Emin's roots as a poet are deeply embedded in the culture and the physical landscape of the country he grew up in. To this is added his extensive reading of modern poetry, especially French symbolist poets, and his enduring faith in the power of poetry. From 1941 to 1945, Emin fought (and was wounded) in World War II. His poetry makes no specific references to his own war experiences but often refers to the Armenian genocide.

Emin's poetry has been translated from Armenian to many languages all over the world. Poet Yevgeny Yevtushenko read him in Russian and immediately hailed his work. Yevtushenko wrote the Introduction to the collection of Emin's verse translated into English as For You on New Year's Day; here the Russian poet contrasted Emin to his fellow Armenian poets who emphasized emotion in their work:

Gevorg Emin has an entirely opposite conception of the craft. He takes pride in revealing the rational armature of poetry and the details of its construction. Some of his poems remind us of transparent watches where the movements and direction of each gear and lever are visible. But it is a watch that keeps perfect time.

Perhaps as a result of Emin's training in science, he writes in a simple, straight forward language. Edmond Y. Azadian, in the Afterword to For You on New Year's Day, suggests that Emin freed Armenian poetry "from the restrictions that followed Charents' time, the bleak Stalin era," reinvigorating it after a long period during which experimentalism had been discouraged. Martin Robbins suggests, in Ararat Quarterly, that his poetry reflects "the tough compression of an engineer's mathematically trained mind," and cites as a representative example his poem "Small" in which he acknowledges the defenselessness of the Armenian people but affirms their strength. In many of his poems Mount Ararat itself serves as an emblem of the endurance of his people. In "Song of Songs" he writes: "I am an Armenian. ancient as this Biblical Ararat / my feet still wet from the waters of the flood."

For his poetry, Emin was awarded the Stalin Prize in 1951 and the USSR State Prize in 1976. In 1972, he toured the United States with Yevtushenko giving poetry readings. His American experience reflected in some of his later poems, published in Land, Love, Century, including Gravestone in a Negro Cemetery, First Night in New York, and In the Streets of Boston.

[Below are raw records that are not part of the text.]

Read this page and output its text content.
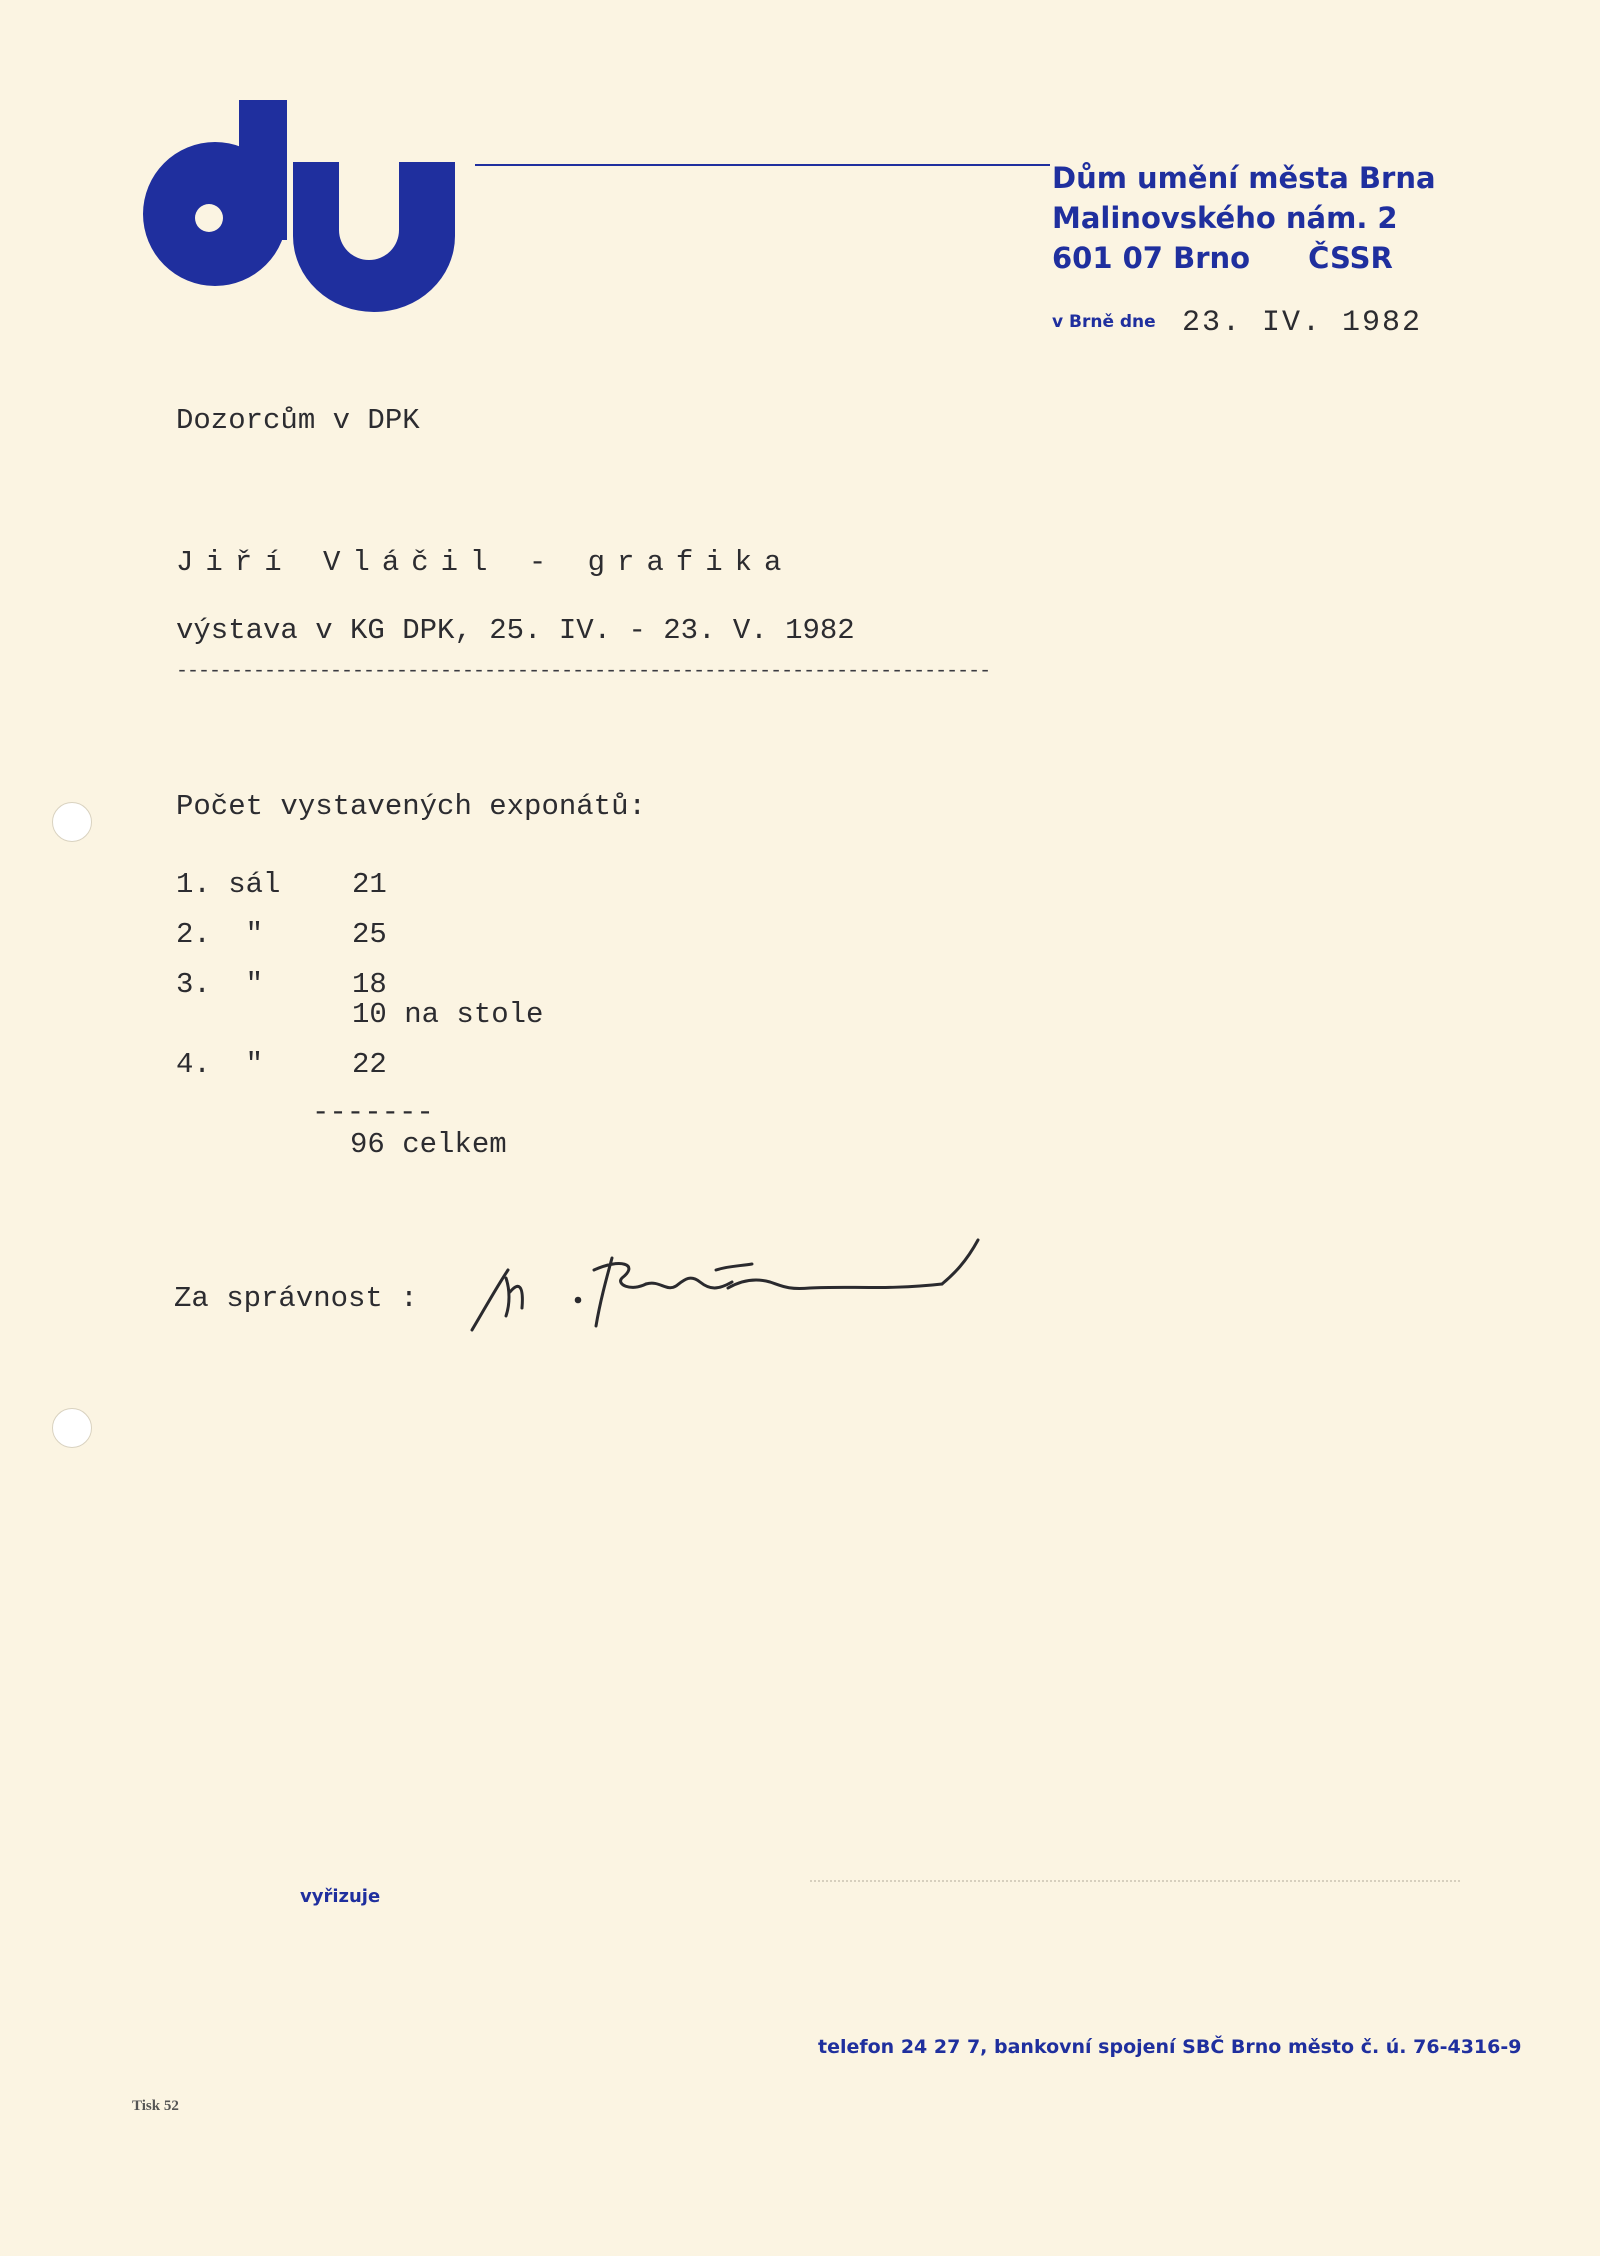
Dům umění města Brna
Malinovského nám. 2
601 07 Brno ČSSR
v Brně dne 23. IV. 1982
Dozorcům v DPK
Jiří Vláčil - grafika
výstava v KG DPK, 25. IV. - 23. V. 1982
--------------------------------------------------------------------------
Počet vystavených exponátů:
1. sál 21
2.  "	25
3.  "	18
10 na stole
4.  "	22
-------
96 celkem
Za správnost :
vyřizuje
telefon 24 27 7, bankovní spojení SBČ Brno město č. ú. 76-4316-9
Tisk 52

Emin's first wife was the daughter of the distinguished Armenian poet Vahan Terian. After her death, he married a writer, Armenouhi Hamparian. He had three sons. Emin was a translator of note in Eastern Europe: he is especially admired for his translations of Polish poets ranging from Adam Mickiewicz to the contemporary poet Tadeusz Różewicz. In Poland's long struggle for independence and national identity, he identified some of his own feelings about Armenia and he has hailed "the proud spirit of the Polish people, their fanatical attachment to their land, language, literature, tradition." His brother was the Armenian-American composer Vazgen Muradian.